A fare gli onori di casa è stato Andrea Fedrizzi, direttore marketing del Consorzio Melinda, che ha ribadito quanto lo sport condivida con il mondo della cooperazione valori come «impegno, fiducia reciproca e capacità di lavorare insieme». Un legame che va oltre la semplice sponsorizzazione e che, secondo Fedrizzi, permette di trasmettere soprattutto ai più giovani il valore della comunità e del gioco di squadra.

Sulla stessa linea Lorenzo Paoli, presidente dell’APT Val di Non, soddisfatto di poter ospitare per il quarto anno consecutivo il ritiro bianconero. Una collaborazione che rappresenta il rapporto ormai consolidato tra la valle e una società capace di coinvolgere l’intero territorio provinciale. L’auspicio, naturalmente, è che la Val di Non possa portare ancora una volta fortuna all’Aquila.



A chiudere il quadro istituzionale è stato Luigi Longhi. Il presidente della Dolomiti Energia ha sottolineato il valore di una collaborazione che consente alla squadra di prepararsi in un ambiente «splendido», alla vigilia di una stagione impegnativa tra Italia ed Eurocup. Ma soprattutto ha raccontato come i nuovi arrivati abbiano già iniziato a comprendere cosa significhi entrare nel mondo Aquila: un rapporto stretto con comunità, istituzioni e tifosi.

Poi spazio al campo, con quattro giocatori accomunati dall’entusiasmo ma profondamente diversi nel modo di raccontare il proprio arrivo a Trento.

Il più diretto è Alessandro Bertini, che non nasconde la voglia di sfruttare la grande occasione che gli è stata concessa: «Voglio mettermi in gioco, migliorare il più possibile e mettermi a disposizione dei compagni e degli allenatori».L’ex Pesaro parla di energia, passione e lavoro quotidiano, ma soprattutto riconosce in Trento una mentalità da underdog nella quale si identifica perfettamente. Per lui la sfida è chiara: imparare, migliorare e conquistarsi sul parquet un posto stabile in Serie A.



Più orientato alla crescita è invece Isaiah Bigelow. la nuova ala grande bianconera guarda alla sua prima esperienza italiana come a un importante passo avanti: «Sarà un’occasione fondamentale per crescere, il campionato italiano è un grande salto di qualità». Vuole imparare dal coaching staff e dai compagni, ma con grande spirito di sacrificio sa mettersi al servizio della squadra giocando in diversi ruoli:«Nelle ultime stagioni ho ricoperto più posizioni.
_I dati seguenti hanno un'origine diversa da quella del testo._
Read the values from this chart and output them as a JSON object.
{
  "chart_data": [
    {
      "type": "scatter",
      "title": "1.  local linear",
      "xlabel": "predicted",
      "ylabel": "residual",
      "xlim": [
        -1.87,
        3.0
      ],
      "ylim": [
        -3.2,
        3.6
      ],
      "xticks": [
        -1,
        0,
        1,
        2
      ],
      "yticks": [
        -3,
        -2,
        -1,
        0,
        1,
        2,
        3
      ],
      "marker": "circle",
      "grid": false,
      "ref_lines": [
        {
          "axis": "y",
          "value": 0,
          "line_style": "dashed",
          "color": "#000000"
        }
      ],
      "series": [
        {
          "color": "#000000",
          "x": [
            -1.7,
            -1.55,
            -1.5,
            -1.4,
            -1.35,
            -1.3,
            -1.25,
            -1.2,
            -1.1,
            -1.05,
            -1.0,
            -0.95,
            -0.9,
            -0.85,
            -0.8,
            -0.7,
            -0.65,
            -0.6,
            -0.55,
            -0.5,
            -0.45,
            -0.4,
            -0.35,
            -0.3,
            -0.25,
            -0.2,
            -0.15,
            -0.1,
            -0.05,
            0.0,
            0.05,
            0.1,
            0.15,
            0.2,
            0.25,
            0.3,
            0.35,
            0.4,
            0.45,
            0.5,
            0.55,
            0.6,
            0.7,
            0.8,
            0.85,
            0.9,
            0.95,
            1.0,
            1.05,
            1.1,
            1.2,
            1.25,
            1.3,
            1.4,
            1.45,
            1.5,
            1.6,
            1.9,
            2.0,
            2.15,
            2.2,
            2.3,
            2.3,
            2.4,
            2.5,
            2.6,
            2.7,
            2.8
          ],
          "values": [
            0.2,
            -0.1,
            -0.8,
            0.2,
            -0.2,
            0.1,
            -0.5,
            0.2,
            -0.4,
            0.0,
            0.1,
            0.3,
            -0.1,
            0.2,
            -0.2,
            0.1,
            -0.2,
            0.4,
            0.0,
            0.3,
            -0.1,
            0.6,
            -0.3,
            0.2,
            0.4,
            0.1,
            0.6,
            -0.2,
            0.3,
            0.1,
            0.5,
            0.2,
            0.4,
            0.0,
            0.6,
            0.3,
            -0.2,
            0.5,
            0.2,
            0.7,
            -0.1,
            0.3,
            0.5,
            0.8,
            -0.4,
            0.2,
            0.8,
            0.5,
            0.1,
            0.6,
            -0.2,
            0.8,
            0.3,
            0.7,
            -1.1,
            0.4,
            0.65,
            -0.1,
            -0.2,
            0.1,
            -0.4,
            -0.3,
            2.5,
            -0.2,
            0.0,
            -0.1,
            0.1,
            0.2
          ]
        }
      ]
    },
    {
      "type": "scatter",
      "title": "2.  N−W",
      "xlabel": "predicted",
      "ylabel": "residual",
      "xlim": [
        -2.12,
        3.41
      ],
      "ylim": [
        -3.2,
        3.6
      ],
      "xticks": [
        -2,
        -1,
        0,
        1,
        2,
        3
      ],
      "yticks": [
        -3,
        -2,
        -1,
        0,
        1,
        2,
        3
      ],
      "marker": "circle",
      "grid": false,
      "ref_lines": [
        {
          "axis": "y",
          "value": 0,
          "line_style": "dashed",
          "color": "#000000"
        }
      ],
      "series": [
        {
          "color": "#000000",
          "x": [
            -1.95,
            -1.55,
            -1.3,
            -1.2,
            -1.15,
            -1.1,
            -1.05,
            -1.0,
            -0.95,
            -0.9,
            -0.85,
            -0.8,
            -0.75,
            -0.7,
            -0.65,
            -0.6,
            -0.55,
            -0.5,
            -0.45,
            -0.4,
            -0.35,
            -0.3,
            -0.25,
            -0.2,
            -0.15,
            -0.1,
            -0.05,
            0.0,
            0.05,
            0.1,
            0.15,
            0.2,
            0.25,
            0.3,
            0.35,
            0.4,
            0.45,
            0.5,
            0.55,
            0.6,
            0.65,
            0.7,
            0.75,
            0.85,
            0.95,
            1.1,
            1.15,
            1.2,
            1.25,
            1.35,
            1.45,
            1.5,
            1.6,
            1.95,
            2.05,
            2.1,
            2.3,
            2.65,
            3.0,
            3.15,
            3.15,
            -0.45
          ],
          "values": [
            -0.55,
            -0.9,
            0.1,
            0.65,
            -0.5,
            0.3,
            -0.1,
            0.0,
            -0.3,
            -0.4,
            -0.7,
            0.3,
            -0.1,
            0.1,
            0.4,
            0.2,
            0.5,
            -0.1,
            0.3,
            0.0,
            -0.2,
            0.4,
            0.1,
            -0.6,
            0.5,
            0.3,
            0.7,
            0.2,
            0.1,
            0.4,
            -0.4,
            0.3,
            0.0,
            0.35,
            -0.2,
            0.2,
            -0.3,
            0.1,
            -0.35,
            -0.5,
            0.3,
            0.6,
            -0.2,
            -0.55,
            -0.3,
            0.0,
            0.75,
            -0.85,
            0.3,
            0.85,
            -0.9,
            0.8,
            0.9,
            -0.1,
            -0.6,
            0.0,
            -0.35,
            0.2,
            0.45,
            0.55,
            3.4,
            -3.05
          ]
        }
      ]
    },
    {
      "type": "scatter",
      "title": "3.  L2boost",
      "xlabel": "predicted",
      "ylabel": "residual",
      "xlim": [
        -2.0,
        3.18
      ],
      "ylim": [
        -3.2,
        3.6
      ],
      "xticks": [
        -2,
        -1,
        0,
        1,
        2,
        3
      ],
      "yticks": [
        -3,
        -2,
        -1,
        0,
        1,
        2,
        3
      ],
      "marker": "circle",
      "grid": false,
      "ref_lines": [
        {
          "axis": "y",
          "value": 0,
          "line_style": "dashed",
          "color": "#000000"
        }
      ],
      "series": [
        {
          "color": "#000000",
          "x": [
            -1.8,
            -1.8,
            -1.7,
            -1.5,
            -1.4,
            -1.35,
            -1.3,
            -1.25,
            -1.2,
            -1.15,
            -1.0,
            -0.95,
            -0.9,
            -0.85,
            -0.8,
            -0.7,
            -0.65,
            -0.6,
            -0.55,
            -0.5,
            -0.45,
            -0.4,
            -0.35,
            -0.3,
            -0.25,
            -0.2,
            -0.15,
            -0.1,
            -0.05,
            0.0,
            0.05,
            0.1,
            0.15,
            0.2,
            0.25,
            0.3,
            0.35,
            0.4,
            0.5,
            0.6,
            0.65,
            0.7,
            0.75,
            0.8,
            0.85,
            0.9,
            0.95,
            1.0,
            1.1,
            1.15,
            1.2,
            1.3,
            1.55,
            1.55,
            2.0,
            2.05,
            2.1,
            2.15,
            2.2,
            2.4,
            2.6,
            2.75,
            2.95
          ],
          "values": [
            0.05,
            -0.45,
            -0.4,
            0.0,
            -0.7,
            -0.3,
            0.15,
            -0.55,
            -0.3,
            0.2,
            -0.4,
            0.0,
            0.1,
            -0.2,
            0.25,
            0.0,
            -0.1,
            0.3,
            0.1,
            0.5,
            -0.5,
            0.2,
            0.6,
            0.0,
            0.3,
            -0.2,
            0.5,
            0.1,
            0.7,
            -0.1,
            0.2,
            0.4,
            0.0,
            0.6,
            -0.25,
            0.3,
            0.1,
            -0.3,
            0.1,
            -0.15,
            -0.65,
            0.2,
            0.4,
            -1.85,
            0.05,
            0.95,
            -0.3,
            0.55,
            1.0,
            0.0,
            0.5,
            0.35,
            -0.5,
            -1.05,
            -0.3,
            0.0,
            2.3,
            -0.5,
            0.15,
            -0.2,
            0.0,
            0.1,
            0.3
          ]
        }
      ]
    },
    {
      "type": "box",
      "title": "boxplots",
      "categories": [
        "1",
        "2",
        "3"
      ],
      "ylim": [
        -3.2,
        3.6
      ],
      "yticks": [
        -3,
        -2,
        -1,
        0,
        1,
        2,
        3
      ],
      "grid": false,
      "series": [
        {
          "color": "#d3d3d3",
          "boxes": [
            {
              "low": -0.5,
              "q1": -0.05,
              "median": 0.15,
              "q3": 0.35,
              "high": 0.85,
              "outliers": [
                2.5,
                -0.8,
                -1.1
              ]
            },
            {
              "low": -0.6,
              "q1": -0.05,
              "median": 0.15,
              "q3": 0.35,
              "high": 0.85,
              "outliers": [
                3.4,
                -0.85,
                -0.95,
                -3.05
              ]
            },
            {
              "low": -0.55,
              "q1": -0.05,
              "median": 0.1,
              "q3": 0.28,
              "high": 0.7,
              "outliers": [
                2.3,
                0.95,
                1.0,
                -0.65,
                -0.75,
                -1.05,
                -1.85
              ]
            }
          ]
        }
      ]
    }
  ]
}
Guardia, ala piccola e grande, nella scorsa stagione in Ungheria ho dovuto giocare anche da centro per un periodo. Faccio semplicemente quello di cui la squadra ha bisogno».

Charlie Brown Jr. mostra invece un approccio più riflessivo. Alla prima esperienza in Europa dopo sette anni tra NBA e G league, l’americano racconta soprattutto la curiosità per tutto ciò che lo aspetta: «Credo sia il momento giusto per allontanarsi dagli Stati Uniti, è stata una scelta di vita che ho affrontato insieme alla mia compagna. Abbiamo due figli, il più grande è già innamorato di Trento e penso che la situazione familiare fosse abbastanza tranquilla per permettermi di venire in Europa. Avere la mia famiglia vicino mi permetterà di giocare al meglio»

E poi c’è Quincy Olivari, il più estroverso del gruppo. Presentatosi con un caschetto da operaio della Melinda, il nuovo esterno americano porta entusiasmo e voglia di immergersi immediatamente nella cultura italiana, mostrando un sorriso ed un’energia contagiosa anche nel raccontare i primi giorni con i nuovi compagni. «Sono molto felice, ottimista e soprattutto grato», ha spiegato, prima di sganciare la bomba riguardo al suo modo di giocare: «Che giocatore sono? Mi piace portare in campo tanta energia, sono un grande agonista e uno dei migliori tiratori al mondo».

Quattro nuovi volti dunque, ma anche quattro modi diversi di vivere lo stesso punto di partenza. La Dolomiti Energia li ha presentati in Val di Non, ma sarà il parquet a raccontare quanto queste personalità riusciranno ad amalgamarsi e creare una chimica vincente.